1 min de lecture Éruption volcanique en Islande

Pourquoi certains aéroports restent-ils toujours fermés ?

Après quatre jours de paralysie du trafic aérien, les compagnies aériennes perdent patience. Elles dénoncent un excès de précaution et demandent l'ouverture "au moins de quelques couloirs", a indiqué lundi l'Association internationale du transport aérien. Les compagnies aériennes accusent les gouvernements de mal gérer la crise et annoncent une catastrophe économique. Les ministres européens des Transports doivent se retrouver lundi midi pour une réunion extraordinaire par vidéoconférence consacrée à ce sujet.
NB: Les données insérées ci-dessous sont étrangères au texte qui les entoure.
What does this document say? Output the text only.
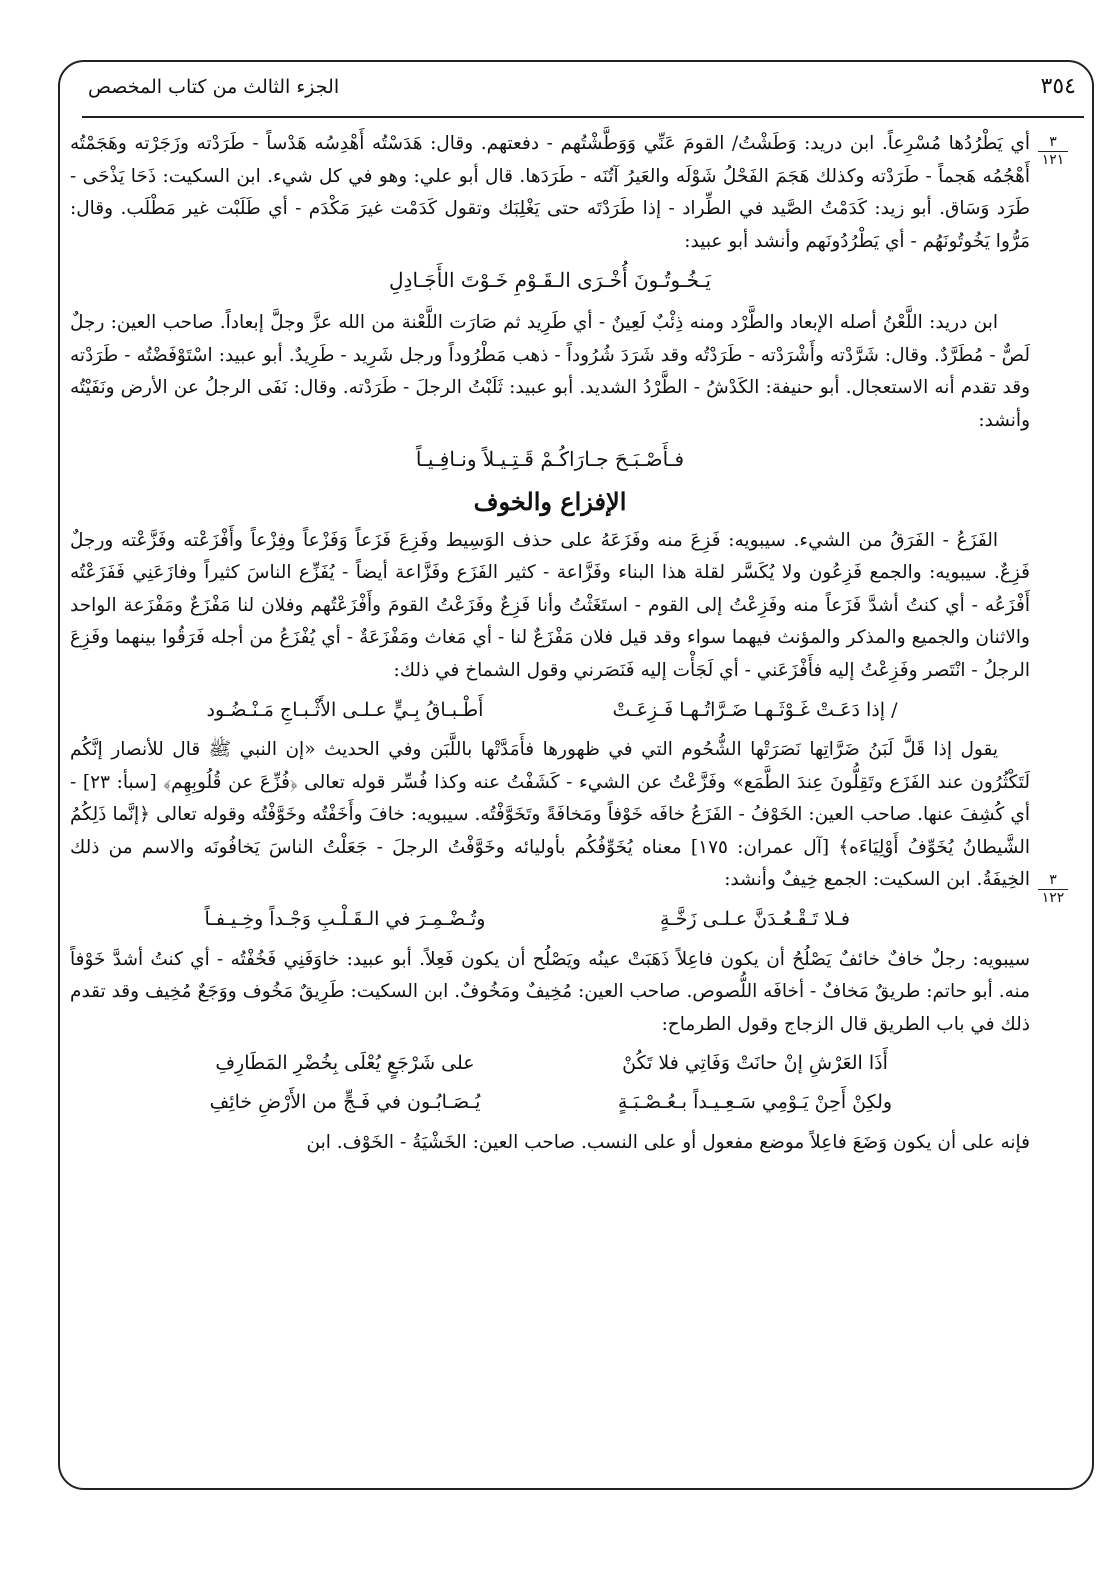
٣٥٤
الجزء الثالث من كتاب المخصص
٣
١٢١
٣
١٢٢

أي يَطْرُدُها مُسْرِعاً. ابن دريد: وَطَشْتُ/ القومَ عَنِّي وَوَطَّشْتُهم - دفعتهم. وقال: هَدَسْتُه أَهْدِسُه هَدْساً - طَرَدْته وزَجَرْته وهَجَمْتُه أَهْجُمُه هَجماً - طَرَدْته وكذلك هَجَمَ الفَحْلُ شَوْلَه والعَيرُ آتُنَه - طَرَدَها. قال أبو علي: وهو في كل شيء. ابن السكيت: ذَحَا يَذْحَى - طَرَد وَسَاق. أبو زيد: كَدَمْتُ الصَّيد في الطِّراد - إذا طَرَدْتَه حتى يَغْلِبَك وتقول كَدَمْت غيرَ مَكْدَم - أي طَلَبْت غير مَطْلَب. وقال: مَرُّوا يَخُوتُونَهُم - أي يَطْرُدُونَهم وأنشد أبو عبيد:

يَـخُـوتُـونَ أُخْـرَى الـقَـوْمِ خَـوْتَ الأَجَـادِلِ

ابن دريد: اللَّعْنُ أصله الإبعاد والطَّرْد ومنه ذِئْبٌ لَعِينٌ - أي طَرِيد ثم صَارَت اللَّعْنة من الله عزَّ وجلَّ إبعاداً. صاحب العين: رجلٌ لَصٌّ - مُطَرَّدٌ. وقال: شَرَّدْته وأَشْرَدْته - طَرَدْتُه وقد شَرَدَ شُرُوداً - ذهب مَطْرُوداً ورجل شَرِيد - طَرِيدٌ. أبو عبيد: اسْتَوْفَضْتُه - طَرَدْته وقد تقدم أنه الاستعجال. أبو حنيفة: الكَدْشُ - الطَّرْدُ الشديد. أبو عبيد: ثَلَبْتُ الرجلَ - طَرَدْته. وقال: نَفَى الرجلُ عن الأرض ونَفَيْتُه وأنشد:

فـأَصْـبَـحَ جـارَاكُـمْ قَـتِـيـلاً ونـافِـيـاً
الإفزاع والخوف

الفَزَعُ - الفَرَقُ من الشيء. سيبويه: فَزِعَ منه وفَزَعَهُ على حذف الوَسِيط وفَزِعَ فَزَعاً وَفَزْعاً وفِزْعاً وأَفْزَعْته وفَزَّعْته ورجلٌ فَزِعٌ. سيبويه: والجمع فَزِعُون ولا يُكَسَّر لقلة هذا البناء وفَزَّاعة - كثير الفَزَع وفَزَّاعة أيضاً - يُفَزِّع الناسَ كثيراً وفازَعَنِي فَفَزَعْتُه أَفْزَعُه - أي كنتُ أشدَّ فَزَعاً منه وفَزِعْتُ إلى القوم - استَغَثْتُ وأنا فَزِعٌ وفَزَعْتُ القومَ وأَفْزَعْتُهم وفلان لنا مَفْزَعٌ ومَفْزَعة الواحد والاثنان والجميع والمذكر والمؤنث فيهما سواء وقد قيل فلان مَفْزَعٌ لنا - أي مَغاث ومَفْزَعَةٌ - أي يُفْزَعُ من أجله فَرَقُوا بينهما وفَزِعَ الرجلُ - انْتَصر وفَزِعْتُ إليه فأَفْزَعَني - أي لَجَأْت إليه فَنَصَرني وقول الشماخ في ذلك:

/ إذا دَعَـتْ غَـوْثَـهـا ضَـرَّاتُـهـا فَـزِعَـتْ
أَطْـبـاقُ بِـيٍّ عـلـى الأَثْـبـاجِ مَـنْـضُـود

يقول إذا قَلَّ لَبَنُ ضَرَّاتِها نَصَرَتْها الشُّحُوم التي في ظهورها فأَمَدَّتْها باللَّبَن وفي الحديث «إن النبي ﷺ قال للأنصار إنَّكُم لَتَكْثُرُون عند الفَزَع وتَقِلُّونَ عِندَ الطَّمَع» وفَزَّعْتُ عن الشيء - كَشَفْتُ عنه وكذا فُسِّر قوله تعالى ﴿فُزِّعَ عن قُلُوبِهِم﴾ [سبأ: ٢٣] - أي كُشِفَ عنها. صاحب العين: الخَوْفُ - الفَزَعُ خافَه خَوْفاً ومَخافَةً وتَخَوَّفْتُه. سيبويه: خافَ وأَخَفْتُه وخَوَّفْتُه وقوله تعالى ﴿إنَّما ذَلِكُمُ الشَّيطانُ يُخَوِّفُ أَوْلِيَاءَه﴾ [آل عمران: ١٧٥] معناه يُخَوِّفُكُم بأوليائه وخَوَّفْتُ الرجلَ - جَعَلْتُ الناسَ يَخافُونَه والاسم من ذلك الخِيفَةُ. ابن السكيت: الجمع خِيفٌ وأنشد:

فـلا تَـقْـعُـدَنَّ عـلـى زَخَّـةٍ
وتُـضْـمِـرَ في الـقَـلْـبِ وَجْـداً وخِـيـفـاً

سيبويه: رجلٌ خافٌ خائفٌ يَصْلُحُ أن يكون فاعِلاً ذَهَبَتْ عينُه ويَصْلُح أن يكون فَعِلاً. أبو عبيد: خاوَفَنِي فَخُفْتُه - أي كنتُ أشدَّ خَوْفاً منه. أبو حاتم: طريقٌ مَخافٌ - أخافَه اللُّصوص. صاحب العين: مُخِيفٌ ومَخُوفٌ. ابن السكيت: طَرِيقٌ مَخُوف ووَجَعٌ مُخِيف وقد تقدم ذلك في باب الطريق قال الزجاج وقول الطرماح:

أَذَا العَرْشِ إنْ حانَتْ وَفَاتِي فلا تَكُنْ
على شَرْجَعٍ يُعْلَى بِخُضْرِ المَطَارِفِ
ولكِنْ أَحِنْ يَـوْمِي سَـعِـيـداً بـعُـصْـبَـةٍ
يُـصَـابُـون في فَـجٍّ من الأَرْضِ خائِفِ

فإنه على أن يكون وَضَعَ فاعِلاً موضع مفعول أو على النسب. صاحب العين: الخَشْيَةُ - الخَوْف. ابن
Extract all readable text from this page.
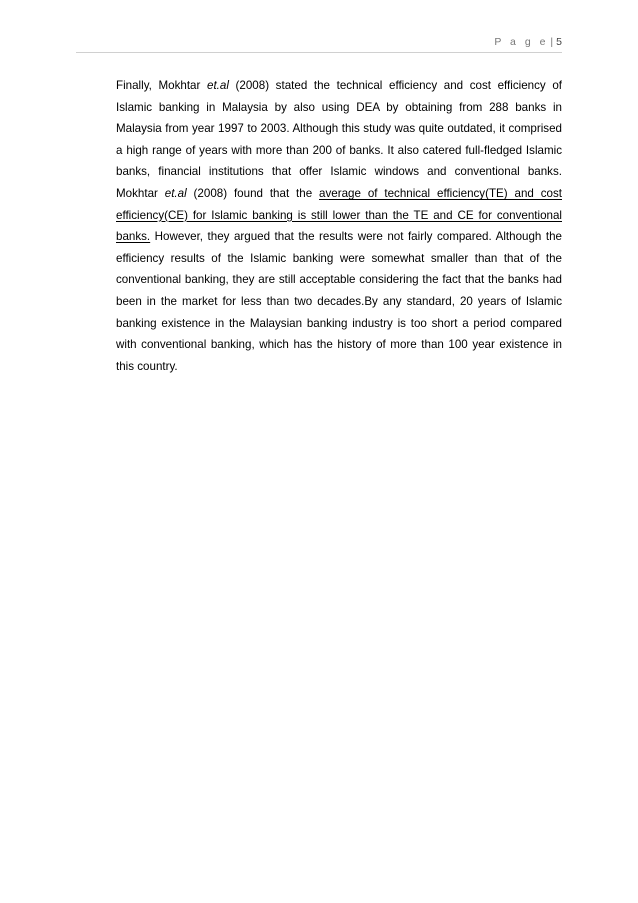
P a g e | 5

Finally, Mokhtar et.al (2008) stated the technical efficiency and cost efficiency of Islamic banking in Malaysia by also using DEA by obtaining from 288 banks in Malaysia from year 1997 to 2003. Although this study was quite outdated, it comprised a high range of years with more than 200 of banks. It also catered full-fledged Islamic banks, financial institutions that offer Islamic windows and conventional banks. Mokhtar et.al (2008) found that the average of technical efficiency(TE) and cost efficiency(CE) for Islamic banking is still lower than the TE and CE for conventional banks. However, they argued that the results were not fairly compared. Although the efficiency results of the Islamic banking were somewhat smaller than that of the conventional banking, they are still acceptable considering the fact that the banks had been in the market for less than two decades.By any standard, 20 years of Islamic banking existence in the Malaysian banking industry is too short a period compared with conventional banking, which has the history of more than 100 year existence in this country.
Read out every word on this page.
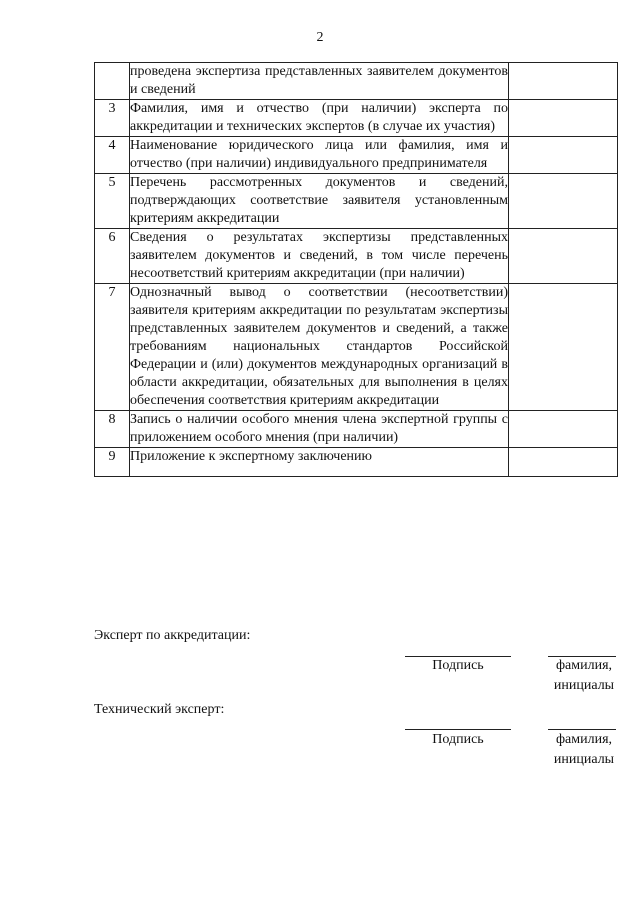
2
	проведена экспертиза представленных заявителем документов и сведений	
3	Фамилия, имя и отчество (при наличии) эксперта по аккредитации и технических экспертов (в случае их участия)	
4	Наименование юридического лица или фамилия, имя и отчество (при наличии) индивидуального предпринимателя	
5	Перечень рассмотренных документов и сведений, подтверждающих соответствие заявителя установленным критериям аккредитации	
6	Сведения о результатах экспертизы представленных заявителем документов и сведений, в том числе перечень несоответствий критериям аккредитации (при наличии)	
7	Однозначный вывод о соответствии (несоответствии) заявителя критериям аккредитации по результатам экспертизы представленных заявителем документов и сведений, а также требованиям национальных стандартов Российской Федерации и (или) документов международных организаций в области аккредитации, обязательных для выполнения в целях обеспечения соответствия критериям аккредитации	
8	Запись о наличии особого мнения члена экспертной группы с приложением особого мнения (при наличии)	
9	Приложение к экспертному заключению	
Эксперт по аккредитации:
Подпись	фамилия, инициалы
Технический эксперт:
Подпись	фамилия, инициалы
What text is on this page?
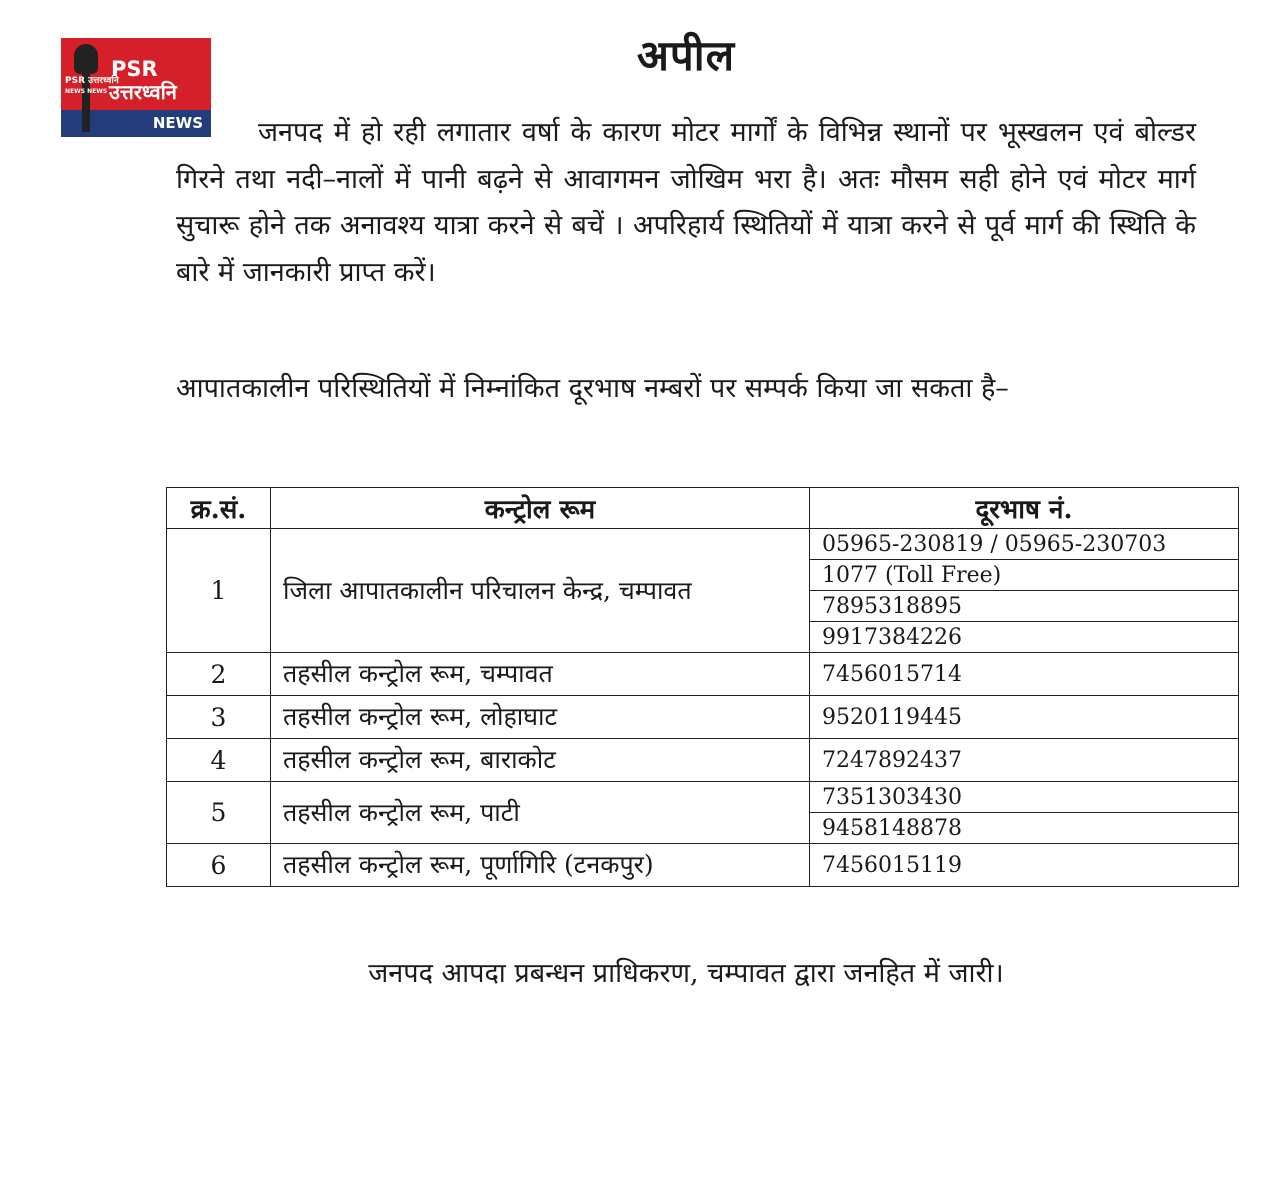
PSR उत्तरध्वनि
NEWS NEWS
PSR
उत्तरध्वनि
NEWS
अपील
जनपद में हो रही लगातार वर्षा के कारण मोटर मार्गों के विभिन्न स्थानों पर भूस्खलन एवं बोल्डर गिरने तथा नदी–नालों में पानी बढ़ने से आवागमन जोखिम भरा है। अतः मौसम सही होने एवं मोटर मार्ग सुचारू होने तक अनावश्य यात्रा करने से बचें । अपरिहार्य स्थितियों में यात्रा करने से पूर्व मार्ग की स्थिति के बारे में जानकारी प्राप्त करें।
आपातकालीन परिस्थितियों में निम्नांकित दूरभाष नम्बरों पर सम्पर्क किया जा सकता है–
क्र.सं.	कन्ट्रोल रूम	दूरभाष नं.
1	जिला आपातकालीन परिचालन केन्द्र, चम्पावत	05965-230819 / 05965-230703
		1077 (Toll Free)
		7895318895
		9917384226
2	तहसील कन्ट्रोल रूम, चम्पावत	7456015714
3	तहसील कन्ट्रोल रूम, लोहाघाट	9520119445
4	तहसील कन्ट्रोल रूम, बाराकोट	7247892437
5	तहसील कन्ट्रोल रूम, पाटी	7351303430
		9458148878
6	तहसील कन्ट्रोल रूम, पूर्णागिरि (टनकपुर)	7456015119
जनपद आपदा प्रबन्धन प्राधिकरण, चम्पावत द्वारा जनहित में जारी।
Dans ce contexte, le gouvernement français cherche à faire voler le plus d'avions possibles. Air France fait partir des longs courriers de Bordeaux, de Toulouse et de Pau.

micro générique
La rédaction de RTL et Denis Girolami

Des regroupements de pilotes ont soutenu qu'il était possible de reprendre partiellement les vols malgré la persistance des projections de cendres en provenance du volcan islandais.

"La concentration de particules dans l'atmosphère est selon toute probabilité si faible qu'elle ne menace pas le transport aérien", a affirmé le président de l'association des pilotes néerlandais, Evert van Zwol.

Les conséquences de cette paralysie du trafic aérien pour les compagnies sont en effet désastreuses. Lundi, le premier groupe aérien européen, Lufthansa, a perdu 5% à la Bourse de Francfort. Même scénario pour Air France-KLM qui a chuté à la Bourse de Paris.
 
Selon l'Association internationale du transport aérien (IATA), les compagnies aériennes perdraient au moins 200 millions de dollars par jour.

Au cours des vols d'essais effectués ce dimanche, aucune anomalie n'a été détectée. Les avions ont volé au-dessus de 3.000 mètres d'altitude sans rencontrer de particules volcaniques.

Et pourtant, la situation ne semble pas se débloquer. Certains responsables de l'aviation commerciale se demandent donc aujourd'hui si le principe de précaution n'a pas été poussé à l'extrême par les autorités.

Mais pour les météorologues, la situation reste toujours instable et imprévisible, en raison des vents et de l'inconstance du volcan situé sous le glacier Eyjafjallajokull.

D'après Kyla Evans, porte-parole d'Eurocontrol, l'agence européenne de contrôle du trafic aérien, les autorités de l'aviation de chaque pays doivent décider eux-même d'ouvrir ou non leur espace aérien.

Plusieurs pays ont commencé à alléger les restrictions. En Suisse, les survols ont été autorisés à très haute et à très basse altitude. En Allemagne, des vols ont été autorisés dans plusieurs régions et aéroports.

Dimanche soir, plus de 63.000 vols ont été annulés depuis le 15 avril dernier.